Vollor hunts down space for overflow trials

Published 12:00 am Thursday, March 7, 2002

[2/27/02] Space for trials outside the Warren County Courthouse has tentatively been booked by a circuit judge here to speed up litigation as suggested by the state Supreme Court.

Circuit Judge Frank Vollor said he may use courtrooms at police headquarters and in the Downtown Post Office for up to 10 weeks from May through December.

During those weeks the circuit courtroom in the Warren County Courthouse is reserved for Vollor’s fellow 9th District judge, Isadore Patrick.

Time standards, Mississippi’s first, suggested by Chief Justice Edwin Pittman, call for civil cases to be resolved within 18 months of filing and for people accused of committing felony crimes to be tried within nine months of being arraigned on a felony indictment.

“We’ve got to move things along,” said Vollor, who has about 120 civil and 189 criminal cases pending. “Cases don’t get disposed of until I set a date.”

The Warren County Courthouse has three courtrooms, two on the second floor and one on the third which is used by Chancellor Vicki Barnes. The county also has a courtroom in its new juvenile justice complex and a courtroom in the justice court building. During remodeling and other tight times, the federal courtroom in the Downtown Post Office has been used, as has an auditorium in the Board of Supervisors Building on Jackson Street and a former office supply store on Walnut at Veto Street.

Trial dates are typically set for Mondays, with a five-day week allotted to complete a trial. Cases often settle, though, before going to trial, so judges commonly assign each trial date more than one case. Vollor said his next available “first setting,” or first place in line for a particular trial date, for a civil case is in 10 months.

“Sometime in the future we’re probably going to have to make an annex to the courthouse,” said Richard George, president of the Warren County Board of Supervisors, “but that’s a rather expensive task and one that we can’t undertake at the present time.” The county is unlikely to build such an annex in the next five years, George said.

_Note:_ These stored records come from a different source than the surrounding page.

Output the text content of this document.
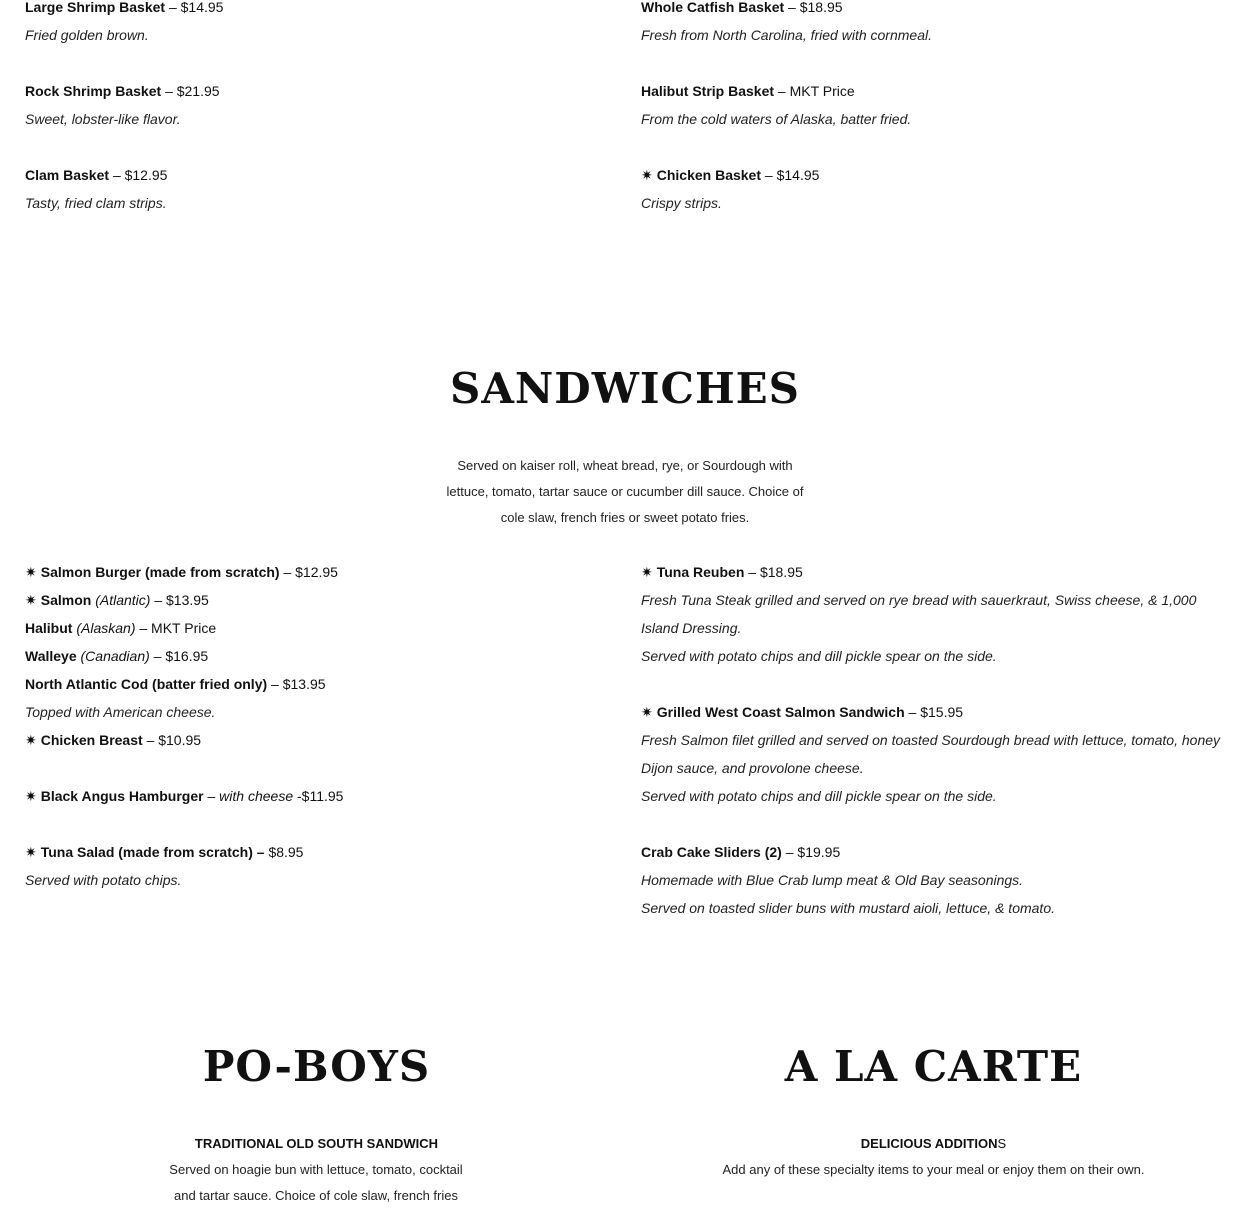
Large Shrimp Basket – $14.95
Fried golden brown.
Rock Shrimp Basket – $21.95
Sweet, lobster-like flavor.
Clam Basket – $12.95
Tasty, fried clam strips.
Whole Catfish Basket – $18.95
Fresh from North Carolina, fried with cornmeal.
Halibut Strip Basket – MKT Price
From the cold waters of Alaska, batter fried.
✷ Chicken Basket – $14.95
Crispy strips.
SANDWICHES
Served on kaiser roll, wheat bread, rye, or Sourdough with
lettuce, tomato, tartar sauce or cucumber dill sauce. Choice of
cole slaw, french fries or sweet potato fries.
✷ Salmon Burger (made from scratch) – $12.95
✷ Salmon (Atlantic) – $13.95
Halibut (Alaskan) – MKT Price
Walleye (Canadian) – $16.95
North Atlantic Cod (batter fried only) – $13.95
Topped with American cheese.
✷ Chicken Breast – $10.95
✷ Black Angus Hamburger – with cheese -$11.95
✷ Tuna Salad (made from scratch) – $8.95
Served with potato chips.
✷ Tuna Reuben – $18.95
Fresh Tuna Steak grilled and served on rye bread with sauerkraut, Swiss cheese, & 1,000 Island Dressing.
Served with potato chips and dill pickle spear on the side.
✷ Grilled West Coast Salmon Sandwich – $15.95
Fresh Salmon filet grilled and served on toasted Sourdough bread with lettuce, tomato, honey Dijon sauce, and provolone cheese.
Served with potato chips and dill pickle spear on the side.
Crab Cake Sliders (2) – $19.95
Homemade with Blue Crab lump meat & Old Bay seasonings.
Served on toasted slider buns with mustard aioli, lettuce, & tomato.
PO-BOYS
TRADITIONAL OLD SOUTH SANDWICH
Served on hoagie bun with lettuce, tomato, cocktail
and tartar sauce. Choice of cole slaw, french fries
A LA CARTE
DELICIOUS ADDITIONS
Add any of these specialty items to your meal or enjoy them on their own.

The county has undertaken major capital expenses in and around the courthouse in the past several years. More than $1 million was spent on new heating and cooling for the 60-year-old building and a $1.3 million roofing job is under way on the county jail. Supervisors have also voted to buy a new justice court building.

“We’re going to do our best to accommodate (the judges) as best we can,” George said of the time before a new courtroom could be added. “Whatever remedy we find will be temporary, and we hope it will suit the judges.”

Vollor, Warren County’s senior Circuit Judge, has been exploring options for alternate courtroom space for at least six months. The Vicksburg Board of Mayor and Aldermen voted Jan. 10 not to allow him to reserve the Vicksburg Auditorium for the 10 trial dates, saying that would occupy the facility for too many rentable days.

Vicksburg’s Board of Mayor and Aldermen later helped arrange for Vollor to have an option to use the Vicksburg Municipal Courtroom in the police department for eight weeks, and Vollor secured an option on the Federal courtroom for the other two. Alderman Gertrude Young said the city did not plan to charge the county for the use of the courtroom.